In Beaux Arts Village, Eugenia Yen noticed some new neighbors in one of the large fir trees outside of her window: a family of great horned owls. “We have lived here for twelve years, and we have seen and heard barred owls before,” Eugenia explained, “but this was the first year I ever heard great horned owls. January was the first time I identified the sound. Soon I could look up and see that they were in the tree right outside my house,” she says incredulously.
Eugenia, who is a trained volunteer naturalist with the City of Bellevue’s parks program, has always enjoyed nature and was thrilled to discover the new arrivals. “I got the first photo of an owl in the nest in April and by mid-May, we could clearly see two baby owls,” she says. Eugenia began to observe them every day, recording their growth and activity and sharing their progress with local bird-watching groups online.
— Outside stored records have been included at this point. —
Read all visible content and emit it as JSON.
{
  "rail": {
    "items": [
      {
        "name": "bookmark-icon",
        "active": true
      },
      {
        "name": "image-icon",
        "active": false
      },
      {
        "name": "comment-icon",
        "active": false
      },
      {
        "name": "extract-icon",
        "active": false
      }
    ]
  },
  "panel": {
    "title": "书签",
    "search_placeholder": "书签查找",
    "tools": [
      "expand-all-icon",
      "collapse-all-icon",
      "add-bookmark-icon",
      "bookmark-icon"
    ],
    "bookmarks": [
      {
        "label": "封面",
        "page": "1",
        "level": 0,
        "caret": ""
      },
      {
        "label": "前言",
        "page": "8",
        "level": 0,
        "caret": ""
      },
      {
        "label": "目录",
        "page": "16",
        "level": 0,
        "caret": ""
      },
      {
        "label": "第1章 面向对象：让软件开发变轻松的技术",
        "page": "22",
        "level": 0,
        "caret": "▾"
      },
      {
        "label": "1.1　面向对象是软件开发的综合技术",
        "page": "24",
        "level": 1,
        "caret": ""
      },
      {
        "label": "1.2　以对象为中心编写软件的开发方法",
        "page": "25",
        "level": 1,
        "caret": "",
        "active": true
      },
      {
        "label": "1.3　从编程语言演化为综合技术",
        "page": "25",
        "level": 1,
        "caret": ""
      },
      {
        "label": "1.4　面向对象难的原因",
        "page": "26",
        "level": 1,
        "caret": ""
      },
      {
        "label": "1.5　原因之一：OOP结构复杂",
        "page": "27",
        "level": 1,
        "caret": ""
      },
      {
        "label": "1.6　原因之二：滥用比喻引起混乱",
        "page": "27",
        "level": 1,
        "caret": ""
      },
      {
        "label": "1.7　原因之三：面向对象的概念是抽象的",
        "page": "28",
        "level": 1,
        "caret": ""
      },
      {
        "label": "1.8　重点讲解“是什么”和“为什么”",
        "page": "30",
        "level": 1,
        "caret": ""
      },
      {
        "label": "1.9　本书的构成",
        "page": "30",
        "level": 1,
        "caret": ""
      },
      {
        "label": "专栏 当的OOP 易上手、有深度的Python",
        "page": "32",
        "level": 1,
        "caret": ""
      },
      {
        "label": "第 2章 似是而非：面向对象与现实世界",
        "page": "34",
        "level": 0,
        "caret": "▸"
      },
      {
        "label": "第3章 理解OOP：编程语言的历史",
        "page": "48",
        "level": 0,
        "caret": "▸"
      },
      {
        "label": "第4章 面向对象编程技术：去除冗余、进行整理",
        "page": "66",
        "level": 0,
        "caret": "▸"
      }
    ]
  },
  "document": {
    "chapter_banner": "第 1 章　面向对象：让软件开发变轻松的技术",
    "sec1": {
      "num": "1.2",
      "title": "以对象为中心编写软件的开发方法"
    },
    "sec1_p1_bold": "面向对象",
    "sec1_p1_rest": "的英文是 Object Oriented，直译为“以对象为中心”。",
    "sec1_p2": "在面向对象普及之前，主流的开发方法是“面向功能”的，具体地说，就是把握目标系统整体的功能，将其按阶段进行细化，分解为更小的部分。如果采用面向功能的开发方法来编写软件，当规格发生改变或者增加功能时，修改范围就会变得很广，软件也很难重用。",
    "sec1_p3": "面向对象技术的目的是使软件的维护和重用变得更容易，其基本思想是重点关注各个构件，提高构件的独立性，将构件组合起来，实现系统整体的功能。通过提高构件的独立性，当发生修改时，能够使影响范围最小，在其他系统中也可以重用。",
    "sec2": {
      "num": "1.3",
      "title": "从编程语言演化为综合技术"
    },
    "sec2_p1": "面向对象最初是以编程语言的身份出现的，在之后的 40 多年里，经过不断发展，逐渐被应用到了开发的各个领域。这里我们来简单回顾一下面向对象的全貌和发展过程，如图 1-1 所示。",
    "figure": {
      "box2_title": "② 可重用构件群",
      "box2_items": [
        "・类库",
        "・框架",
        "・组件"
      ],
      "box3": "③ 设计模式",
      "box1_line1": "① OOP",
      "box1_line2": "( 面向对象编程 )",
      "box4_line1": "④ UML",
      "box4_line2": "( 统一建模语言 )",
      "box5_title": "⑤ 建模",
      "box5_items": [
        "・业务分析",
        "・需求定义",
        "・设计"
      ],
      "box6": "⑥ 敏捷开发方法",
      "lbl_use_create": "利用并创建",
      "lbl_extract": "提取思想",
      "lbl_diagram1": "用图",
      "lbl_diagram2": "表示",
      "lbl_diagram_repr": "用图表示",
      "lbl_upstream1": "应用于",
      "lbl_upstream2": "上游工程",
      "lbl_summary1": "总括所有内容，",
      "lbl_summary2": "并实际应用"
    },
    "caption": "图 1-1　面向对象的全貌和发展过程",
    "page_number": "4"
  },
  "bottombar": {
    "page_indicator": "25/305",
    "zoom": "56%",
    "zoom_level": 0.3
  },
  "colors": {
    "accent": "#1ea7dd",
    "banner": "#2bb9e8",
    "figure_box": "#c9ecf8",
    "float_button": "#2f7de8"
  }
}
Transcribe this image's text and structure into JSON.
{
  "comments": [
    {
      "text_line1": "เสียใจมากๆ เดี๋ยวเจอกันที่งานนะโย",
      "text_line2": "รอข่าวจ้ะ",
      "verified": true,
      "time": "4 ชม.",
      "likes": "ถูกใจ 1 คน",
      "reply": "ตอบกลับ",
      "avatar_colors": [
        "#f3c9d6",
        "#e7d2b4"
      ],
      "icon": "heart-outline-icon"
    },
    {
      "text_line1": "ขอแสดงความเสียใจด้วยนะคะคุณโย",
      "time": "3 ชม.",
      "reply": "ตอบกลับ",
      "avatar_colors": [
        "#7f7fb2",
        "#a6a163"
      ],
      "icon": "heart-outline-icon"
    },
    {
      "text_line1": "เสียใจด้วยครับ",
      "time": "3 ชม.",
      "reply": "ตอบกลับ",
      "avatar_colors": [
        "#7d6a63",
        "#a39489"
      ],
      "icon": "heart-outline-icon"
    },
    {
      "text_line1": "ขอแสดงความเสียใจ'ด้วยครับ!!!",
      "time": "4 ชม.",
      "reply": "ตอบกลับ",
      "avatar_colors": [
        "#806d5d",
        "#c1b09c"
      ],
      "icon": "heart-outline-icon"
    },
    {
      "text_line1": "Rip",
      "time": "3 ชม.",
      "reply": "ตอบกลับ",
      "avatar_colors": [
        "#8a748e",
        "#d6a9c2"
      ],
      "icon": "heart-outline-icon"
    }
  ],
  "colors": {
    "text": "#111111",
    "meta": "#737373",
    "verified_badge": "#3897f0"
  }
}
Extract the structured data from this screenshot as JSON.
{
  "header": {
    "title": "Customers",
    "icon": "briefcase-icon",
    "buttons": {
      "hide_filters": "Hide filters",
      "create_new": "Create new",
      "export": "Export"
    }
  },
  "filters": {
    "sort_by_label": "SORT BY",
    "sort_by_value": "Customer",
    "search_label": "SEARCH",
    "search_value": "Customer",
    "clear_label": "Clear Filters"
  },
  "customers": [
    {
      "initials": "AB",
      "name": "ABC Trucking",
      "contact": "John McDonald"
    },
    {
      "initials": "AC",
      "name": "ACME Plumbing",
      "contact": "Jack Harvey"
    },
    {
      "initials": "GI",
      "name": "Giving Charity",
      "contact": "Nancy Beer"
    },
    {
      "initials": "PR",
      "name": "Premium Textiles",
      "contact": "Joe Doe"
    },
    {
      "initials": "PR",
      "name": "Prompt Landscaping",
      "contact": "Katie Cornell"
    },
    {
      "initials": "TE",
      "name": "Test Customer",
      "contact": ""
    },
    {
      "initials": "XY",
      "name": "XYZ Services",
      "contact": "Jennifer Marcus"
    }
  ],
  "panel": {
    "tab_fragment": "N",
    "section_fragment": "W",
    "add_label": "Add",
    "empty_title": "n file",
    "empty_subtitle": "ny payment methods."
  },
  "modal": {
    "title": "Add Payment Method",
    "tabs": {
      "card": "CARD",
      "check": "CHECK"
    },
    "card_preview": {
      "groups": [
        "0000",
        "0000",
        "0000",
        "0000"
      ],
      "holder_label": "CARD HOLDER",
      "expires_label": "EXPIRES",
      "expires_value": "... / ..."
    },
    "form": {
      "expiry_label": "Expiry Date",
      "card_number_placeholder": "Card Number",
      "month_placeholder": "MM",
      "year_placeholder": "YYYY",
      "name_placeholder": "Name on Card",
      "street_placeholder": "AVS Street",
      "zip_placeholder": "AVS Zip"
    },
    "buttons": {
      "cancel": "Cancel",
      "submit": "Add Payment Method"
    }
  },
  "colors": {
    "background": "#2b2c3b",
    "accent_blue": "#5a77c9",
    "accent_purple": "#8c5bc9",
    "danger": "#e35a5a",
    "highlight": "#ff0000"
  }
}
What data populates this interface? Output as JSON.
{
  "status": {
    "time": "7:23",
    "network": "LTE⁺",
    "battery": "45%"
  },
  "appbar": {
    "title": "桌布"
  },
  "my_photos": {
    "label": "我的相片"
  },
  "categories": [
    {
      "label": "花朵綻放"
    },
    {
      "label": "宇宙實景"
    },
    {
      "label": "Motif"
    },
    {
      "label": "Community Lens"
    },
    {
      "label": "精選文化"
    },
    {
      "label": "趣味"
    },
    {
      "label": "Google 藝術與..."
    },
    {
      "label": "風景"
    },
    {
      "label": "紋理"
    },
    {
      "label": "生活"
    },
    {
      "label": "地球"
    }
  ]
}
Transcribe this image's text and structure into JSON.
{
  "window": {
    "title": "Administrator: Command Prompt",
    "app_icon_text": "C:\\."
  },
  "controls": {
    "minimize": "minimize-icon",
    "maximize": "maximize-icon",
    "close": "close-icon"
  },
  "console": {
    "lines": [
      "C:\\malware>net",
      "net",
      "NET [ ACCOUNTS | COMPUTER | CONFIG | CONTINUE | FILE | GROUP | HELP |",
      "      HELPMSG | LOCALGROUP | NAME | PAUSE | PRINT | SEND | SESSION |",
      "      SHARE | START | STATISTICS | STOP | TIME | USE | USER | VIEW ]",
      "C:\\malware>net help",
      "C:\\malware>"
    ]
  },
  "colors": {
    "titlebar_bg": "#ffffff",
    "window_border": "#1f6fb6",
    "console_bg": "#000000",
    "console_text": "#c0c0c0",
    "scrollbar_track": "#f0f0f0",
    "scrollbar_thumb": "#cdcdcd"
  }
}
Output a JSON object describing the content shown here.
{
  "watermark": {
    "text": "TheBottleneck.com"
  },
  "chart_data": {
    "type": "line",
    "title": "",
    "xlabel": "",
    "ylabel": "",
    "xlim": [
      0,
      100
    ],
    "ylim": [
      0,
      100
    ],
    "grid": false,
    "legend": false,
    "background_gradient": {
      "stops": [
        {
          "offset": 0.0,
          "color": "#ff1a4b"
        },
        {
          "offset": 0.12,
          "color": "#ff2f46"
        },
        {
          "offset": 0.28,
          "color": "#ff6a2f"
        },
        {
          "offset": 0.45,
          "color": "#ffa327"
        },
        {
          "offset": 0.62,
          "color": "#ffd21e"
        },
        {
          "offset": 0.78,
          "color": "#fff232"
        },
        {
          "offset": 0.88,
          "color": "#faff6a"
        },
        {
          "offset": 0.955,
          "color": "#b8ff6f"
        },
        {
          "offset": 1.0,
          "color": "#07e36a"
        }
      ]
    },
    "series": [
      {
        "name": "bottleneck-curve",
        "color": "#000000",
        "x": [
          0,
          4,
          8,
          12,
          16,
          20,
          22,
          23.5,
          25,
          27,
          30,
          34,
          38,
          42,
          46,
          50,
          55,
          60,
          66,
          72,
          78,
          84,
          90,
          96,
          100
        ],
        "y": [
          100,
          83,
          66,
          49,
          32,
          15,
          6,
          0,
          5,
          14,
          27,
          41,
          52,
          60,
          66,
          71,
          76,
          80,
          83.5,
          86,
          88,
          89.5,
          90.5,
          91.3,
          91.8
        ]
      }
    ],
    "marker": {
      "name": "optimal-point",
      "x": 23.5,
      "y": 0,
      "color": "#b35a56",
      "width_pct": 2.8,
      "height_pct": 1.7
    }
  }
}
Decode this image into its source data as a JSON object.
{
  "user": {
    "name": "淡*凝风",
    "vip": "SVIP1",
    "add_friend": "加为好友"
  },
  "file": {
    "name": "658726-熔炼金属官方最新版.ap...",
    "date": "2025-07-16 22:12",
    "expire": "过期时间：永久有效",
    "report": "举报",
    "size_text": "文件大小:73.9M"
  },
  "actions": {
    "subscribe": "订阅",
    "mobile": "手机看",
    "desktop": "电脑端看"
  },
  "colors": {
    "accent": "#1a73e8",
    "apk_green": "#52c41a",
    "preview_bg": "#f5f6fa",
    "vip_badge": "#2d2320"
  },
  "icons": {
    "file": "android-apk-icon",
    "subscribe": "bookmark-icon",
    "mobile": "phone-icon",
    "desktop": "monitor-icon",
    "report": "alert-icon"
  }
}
“I got a little obsessed with them,” she laughed. “I told a couple of neighbors and people got really excited.” People started calling them 'Eugenia’s owls'. “I didn’t want to get too attached to them,” she said, “but they were so darn cute!” As the owlets grew, Eugenia observed them exploring more branches of their tree, eating lots of food from their parent, and, eventually, leaving the nest. “One day I couldn’t see either of them. I was very worried because I did get very attached,” she explained. “A few days later I found one of the owlets on the ground near a parking lot. It’s common for owlets to spend time on the ground as they learn to fly, but it’s not common in nature that the ground is so publicly exposed.” Eugenia and a neighbor called the PAWS Wildlife Center for advice on how best to help. “Sometimes when you see wildlife on the ground, you are supposed to leave them be, but if you suspect they need help, always call a wildlife facility so they can guide you on the appropriate path,” she advises. In this case, PAWS advised relocating the owlet closer to where it was hatched. Luckily, Eugenia knew just where that was, and brought the owlet back to its home tree. “Twenty minutes later the owlet flew up onto my patio and stared at me for a while. After that, I knew it would be just fine,” she adds.
“The mature trees and biodiversity of the area are so important for these animals,” Eugenia shares. “These owls need big, old-growth trees for their habitats. We think a lot about how to make our yards beautiful, but think about what you can do to encourage more life in your yard and better coexist with the animals that live here, too,” she urges.
While great horned owls don’t necessarily return to the same nesting places every year, Eugenia feels very lucky to have had this experience. “Who knows if they will come back, but you can bet that I’ll be listening come January!”